Neulich war Cachewartung und einer ging hin...
Geschrieben von: geoparden   
Samstag, den 03. Oktober 2009 um 22:18 Uhr

Was einem bei der Cachewartung so durch den Kopf geht -
eine knallharte Enthüllungsreportage (Teil I)


Vor ein paar Tagen hatte ich das Vergnügen und die Pflicht, mal nach ein paar meiner Caches zu sehen, bei denen anscheinend oder scheinbar eine Wartung nötig war. Dabei fällt so einiges auf, was ich hier in ein paar Worte kleiden will.

Location

Koordinaten

In letzter Zeit wird häufiger die Genauigkeit der angegebenen Koordinaten bemängelt. Das ist offenbar nicht nur bei meinen Caches so, sondern ist auch in den Logbucheinträgen anderer Caches zu lesen. Dabei werden immer häufiger Abweichungen von unter 10m aufgerufen und gerügt.

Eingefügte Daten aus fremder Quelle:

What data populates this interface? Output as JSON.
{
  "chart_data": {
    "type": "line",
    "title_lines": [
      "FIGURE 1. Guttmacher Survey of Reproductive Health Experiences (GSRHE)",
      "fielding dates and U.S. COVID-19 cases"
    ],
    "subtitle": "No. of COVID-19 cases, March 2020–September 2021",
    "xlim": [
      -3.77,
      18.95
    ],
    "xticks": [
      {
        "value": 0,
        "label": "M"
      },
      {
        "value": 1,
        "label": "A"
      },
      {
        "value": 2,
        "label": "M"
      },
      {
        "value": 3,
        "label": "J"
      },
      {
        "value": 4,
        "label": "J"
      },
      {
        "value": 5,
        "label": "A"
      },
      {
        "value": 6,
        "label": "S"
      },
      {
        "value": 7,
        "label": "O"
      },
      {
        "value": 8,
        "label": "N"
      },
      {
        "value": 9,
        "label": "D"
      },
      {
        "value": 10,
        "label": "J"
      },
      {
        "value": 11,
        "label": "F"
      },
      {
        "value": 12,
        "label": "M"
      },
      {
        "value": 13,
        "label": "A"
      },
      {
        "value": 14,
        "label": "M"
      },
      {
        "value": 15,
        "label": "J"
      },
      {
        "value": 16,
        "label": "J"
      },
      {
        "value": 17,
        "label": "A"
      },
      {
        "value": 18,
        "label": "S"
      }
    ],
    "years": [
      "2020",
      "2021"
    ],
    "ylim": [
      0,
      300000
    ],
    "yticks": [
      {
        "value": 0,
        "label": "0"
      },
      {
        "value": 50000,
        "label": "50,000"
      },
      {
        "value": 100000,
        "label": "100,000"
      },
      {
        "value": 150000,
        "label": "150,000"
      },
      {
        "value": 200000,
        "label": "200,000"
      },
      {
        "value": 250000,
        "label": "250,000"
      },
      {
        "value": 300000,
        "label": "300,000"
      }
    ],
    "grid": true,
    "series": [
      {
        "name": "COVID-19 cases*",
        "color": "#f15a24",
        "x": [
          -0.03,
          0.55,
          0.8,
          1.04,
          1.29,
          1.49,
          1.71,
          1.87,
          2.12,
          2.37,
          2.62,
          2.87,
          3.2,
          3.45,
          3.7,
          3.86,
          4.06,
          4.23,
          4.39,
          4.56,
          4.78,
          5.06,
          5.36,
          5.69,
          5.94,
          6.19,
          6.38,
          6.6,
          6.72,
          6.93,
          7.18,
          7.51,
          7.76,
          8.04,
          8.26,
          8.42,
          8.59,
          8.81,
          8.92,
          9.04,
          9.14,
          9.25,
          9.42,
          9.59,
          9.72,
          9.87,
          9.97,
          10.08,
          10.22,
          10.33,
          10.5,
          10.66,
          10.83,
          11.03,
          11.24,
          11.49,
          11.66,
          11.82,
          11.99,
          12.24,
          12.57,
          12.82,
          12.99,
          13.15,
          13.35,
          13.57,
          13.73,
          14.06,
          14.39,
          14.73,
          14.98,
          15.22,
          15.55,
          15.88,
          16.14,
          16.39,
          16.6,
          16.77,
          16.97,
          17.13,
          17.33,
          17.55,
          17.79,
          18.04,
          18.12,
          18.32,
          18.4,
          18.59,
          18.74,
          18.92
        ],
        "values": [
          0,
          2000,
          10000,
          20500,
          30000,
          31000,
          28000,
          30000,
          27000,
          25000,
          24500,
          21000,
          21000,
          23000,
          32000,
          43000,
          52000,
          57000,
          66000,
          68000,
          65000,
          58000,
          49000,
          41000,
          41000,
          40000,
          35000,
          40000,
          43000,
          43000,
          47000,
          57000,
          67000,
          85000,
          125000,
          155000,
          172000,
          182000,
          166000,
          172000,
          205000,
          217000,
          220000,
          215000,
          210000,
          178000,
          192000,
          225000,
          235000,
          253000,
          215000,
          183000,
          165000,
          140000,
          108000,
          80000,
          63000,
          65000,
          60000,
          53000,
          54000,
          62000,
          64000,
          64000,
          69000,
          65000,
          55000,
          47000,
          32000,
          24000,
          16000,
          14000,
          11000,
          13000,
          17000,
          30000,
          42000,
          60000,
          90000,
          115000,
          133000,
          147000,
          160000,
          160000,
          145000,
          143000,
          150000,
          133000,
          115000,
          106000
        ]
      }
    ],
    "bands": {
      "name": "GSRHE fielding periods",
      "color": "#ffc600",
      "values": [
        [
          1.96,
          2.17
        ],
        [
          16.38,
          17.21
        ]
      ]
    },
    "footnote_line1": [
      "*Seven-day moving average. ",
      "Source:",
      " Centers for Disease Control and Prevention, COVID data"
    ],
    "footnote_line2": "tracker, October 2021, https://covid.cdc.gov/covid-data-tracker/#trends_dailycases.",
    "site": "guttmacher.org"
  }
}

Nach meiner Beobachtung betrifft das vor allem ältere Caches, deren Versteckdatum in der Prä-Sirf-III-Ära liegt und die mit - wie in meinem Fall - einem sich mittlerweile vorsintflutlich anmutenden etrex yellow eingemessen wurden. Die Dinger sind eben nicht so leistungsfähig und empfindlich gewesen. Wenn ich heute an meinen Caches Wartung mache, die schon 3-5 Jahre liegen, messe ich mal nach und korrigiere entsprechend, wie zum Beispiel am „Sturm“, wo sich dadurch eine Verschiebung von 12m ergab.

Die Empfangsverhältnisse dort sind aber immer noch so schlecht wie früher: dichter Nadelwald und steile Hanglage. Das verursacht auch bei einem modernen Gerät noch Fehler durch Abschattungen, die im Bereich mehrerer Meter liegen können.

Darüber hinaus spielt es eine große Rolle, wie viele GPS-Satelliten sich gerade am Himmel befinden und in welchen Winkeln zum Empfänger. Stehen die Satelliten sehr flach am Horizont oder alle in einer Linie „hintereinander“, muss man mit einem deutlich schlechteren Signal rechnen. Das tun aber offenbar manche Leute nicht und beschweren sich dann über ungenaue Koordinaten.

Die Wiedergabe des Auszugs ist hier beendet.